What were the key learning points of the week?- wines must be similar in every respect for important differences to show up clearly: I couldn’t reliably spot 2009 Cabernet Sauvignon-dominant Bordeaux (where the fruit has begun to develop) versus 2012 Merlot-dominant Saint-Emilion (Merlot has less obvious primary characteristics in any case). But when the pair was from 2012 – where the fruit characteristics are still more evident, I can. The structural differences don’t change quickly but they are not always clear enough for my ability to spot.
- oaked whites are difficult – try some Rioja v Hermitage/Crozes v Chateauneuf-du-Pape. Bordeaux whites have more evident fruit and often some more new oak too.
- Italian whites are a predictable nightmare, so many version of rather neutral wines with such subtle differences. Fiano at least has the decency to have a distinguishing satiny texture
- my most difficult flight was undoubtedly the oddities: youthful Carignan from Chile can be as floral as a Douro red (though the latter should be more mineral), my Ridge Zinfandel which previously had been so subtle seemed to have dropped a class or two; Carmenère and Pinotage share many characteristics.
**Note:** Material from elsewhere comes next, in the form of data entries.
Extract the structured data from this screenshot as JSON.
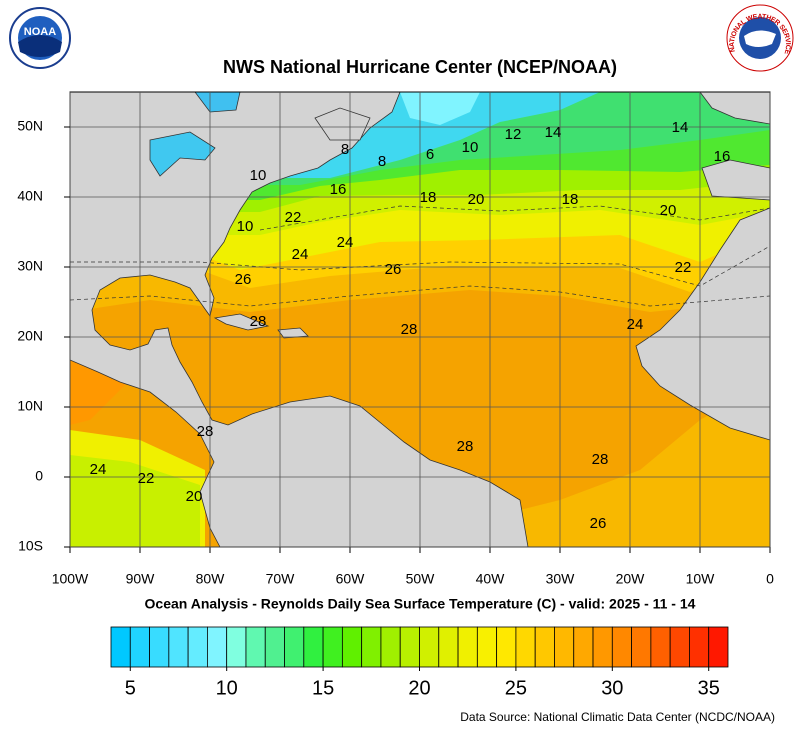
{
  "header": {
    "title": "NWS National Hurricane Center (NCEP/NOAA)",
    "noaa_logo": "NOAA",
    "nws_logo": "NATIONAL WEATHER SERVICE"
  },
  "map": {
    "xlim": [
      -100,
      0
    ],
    "ylim": [
      -10,
      55
    ],
    "xticks": [
      {
        "value": -100,
        "label": "100W"
      },
      {
        "value": -90,
        "label": "90W"
      },
      {
        "value": -80,
        "label": "80W"
      },
      {
        "value": -70,
        "label": "70W"
      },
      {
        "value": -60,
        "label": "60W"
      },
      {
        "value": -50,
        "label": "50W"
      },
      {
        "value": -40,
        "label": "40W"
      },
      {
        "value": -30,
        "label": "30W"
      },
      {
        "value": -20,
        "label": "20W"
      },
      {
        "value": -10,
        "label": "10W"
      },
      0
    ],
    "yticks": [
      {
        "value": 50,
        "label": "50N"
      },
      {
        "value": 40,
        "label": "40N"
      },
      {
        "value": 30,
        "label": "30N"
      },
      {
        "value": 20,
        "label": "20N"
      },
      {
        "value": 10,
        "label": "10N"
      },
      0,
      {
        "value": -10,
        "label": "10S"
      }
    ],
    "grid": true,
    "contour_labels": [
      "10",
      "8",
      "8",
      "6",
      "10",
      "12",
      "14",
      "14",
      "16",
      "16",
      "18",
      "20",
      "18",
      "20",
      "22",
      "10",
      "24",
      "24",
      "26",
      "22",
      "26",
      "28",
      "28",
      "24",
      "28",
      "28",
      "28",
      "24",
      "22",
      "20",
      "26"
    ]
  },
  "subtitle": "Ocean Analysis - Reynolds Daily Sea Surface Temperature (C) - valid: 2025 - 11 - 14",
  "colorbar": {
    "range": [
      4,
      36
    ],
    "ticks": [
      5,
      10,
      15,
      20,
      25,
      30,
      35
    ],
    "colors": [
      "#00c8ff",
      "#20d4ff",
      "#38dcff",
      "#50e4ff",
      "#64ecff",
      "#80f4ff",
      "#80ffe0",
      "#60f8b0",
      "#50f090",
      "#40f070",
      "#30f040",
      "#40f020",
      "#60f000",
      "#80f000",
      "#a0f000",
      "#b8f000",
      "#d0f000",
      "#e0f000",
      "#f0f000",
      "#f8f000",
      "#ffe800",
      "#ffd800",
      "#ffc800",
      "#ffb800",
      "#ffa800",
      "#ff9800",
      "#ff8800",
      "#ff7800",
      "#ff6000",
      "#ff4800",
      "#ff3000",
      "#ff1800"
    ]
  },
  "source": "Data Source: National Climatic Data Center (NCDC/NOAA)"
}
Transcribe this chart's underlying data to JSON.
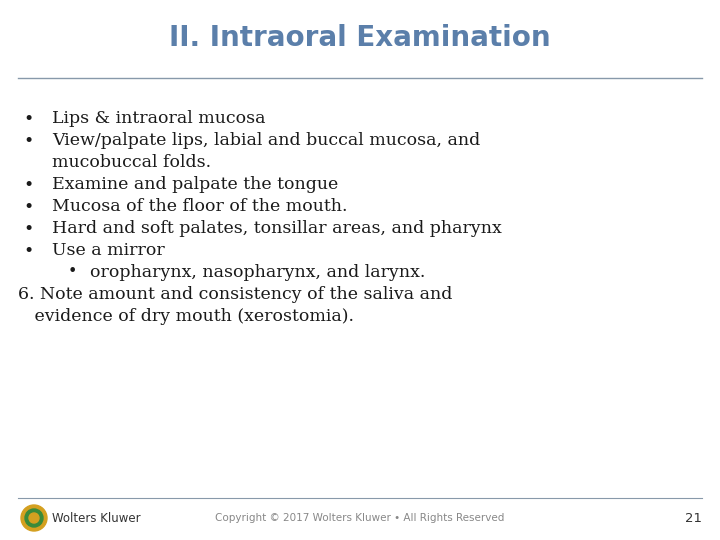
{
  "title": "II. Intraoral Examination",
  "title_color": "#5b7faa",
  "title_fontsize": 20,
  "title_fontweight": "bold",
  "background_color": "#ffffff",
  "separator_color": "#8899aa",
  "body_color": "#1a1a1a",
  "body_fontsize": 12.5,
  "bullet_items": [
    {
      "level": 1,
      "lines": [
        "Lips & intraoral mucosa"
      ]
    },
    {
      "level": 1,
      "lines": [
        "View/palpate lips, labial and buccal mucosa, and",
        "mucobuccal folds."
      ]
    },
    {
      "level": 1,
      "lines": [
        "Examine and palpate the tongue"
      ]
    },
    {
      "level": 1,
      "lines": [
        "Mucosa of the floor of the mouth."
      ]
    },
    {
      "level": 1,
      "lines": [
        "Hard and soft palates, tonsillar areas, and pharynx"
      ]
    },
    {
      "level": 1,
      "lines": [
        "Use a mirror"
      ]
    },
    {
      "level": 2,
      "lines": [
        "oropharynx, nasopharynx, and larynx."
      ]
    }
  ],
  "numbered_lines": [
    "6. Note amount and consistency of the saliva and",
    "   evidence of dry mouth (xerostomia)."
  ],
  "footer_text": "Copyright © 2017 Wolters Kluwer • All Rights Reserved",
  "footer_page": "21",
  "footer_logo_text": "Wolters Kluwer",
  "footer_color": "#888888",
  "footer_fontsize": 7.5,
  "logo_outer_color": "#d4a020",
  "logo_middle_color": "#3a8a3a",
  "logo_inner_color": "#d4a020"
}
One issue here was that some of these wines were of good but not outstanding quality and therefore their qualities are more muted. But of course, the other issue is that I just don’t taste these wines enough to be really familiar with them.
Another big challenge is to set a wine on a spectrum with related wines. I can fairly reliably tell you which wine is fruitier, more acidic, more tannic and so on. But when I tasted a full-on fruity new world Cabernet followed by a Bordeaux, I find it difficult to place the latter in its correct place accurately. It is, of course, more restrained than the first wine, but the power of the new world Cabernet tends to make me jump to a conclusion about the second wine.
I have had similar issues between correctly judging on its own high quality 2010 Late Bottled Vintage and a vintage port with a bit of age but still youthful, say 2005. The former has spent four to seven years in a neutral barrel while the latter has had much shorter wood ageing but a longer time for slower maturation in bottle. The higher quality fruit and the less developed tannins of the latter are the clues here. But the subtle softening and rounding out of a bit of wood ageing in the LBV can easily be misread for better absolute quality. But then this is the sort of complex differentiation which the MW requires.
How useful was this prep? We shan’t know until the results are out in September.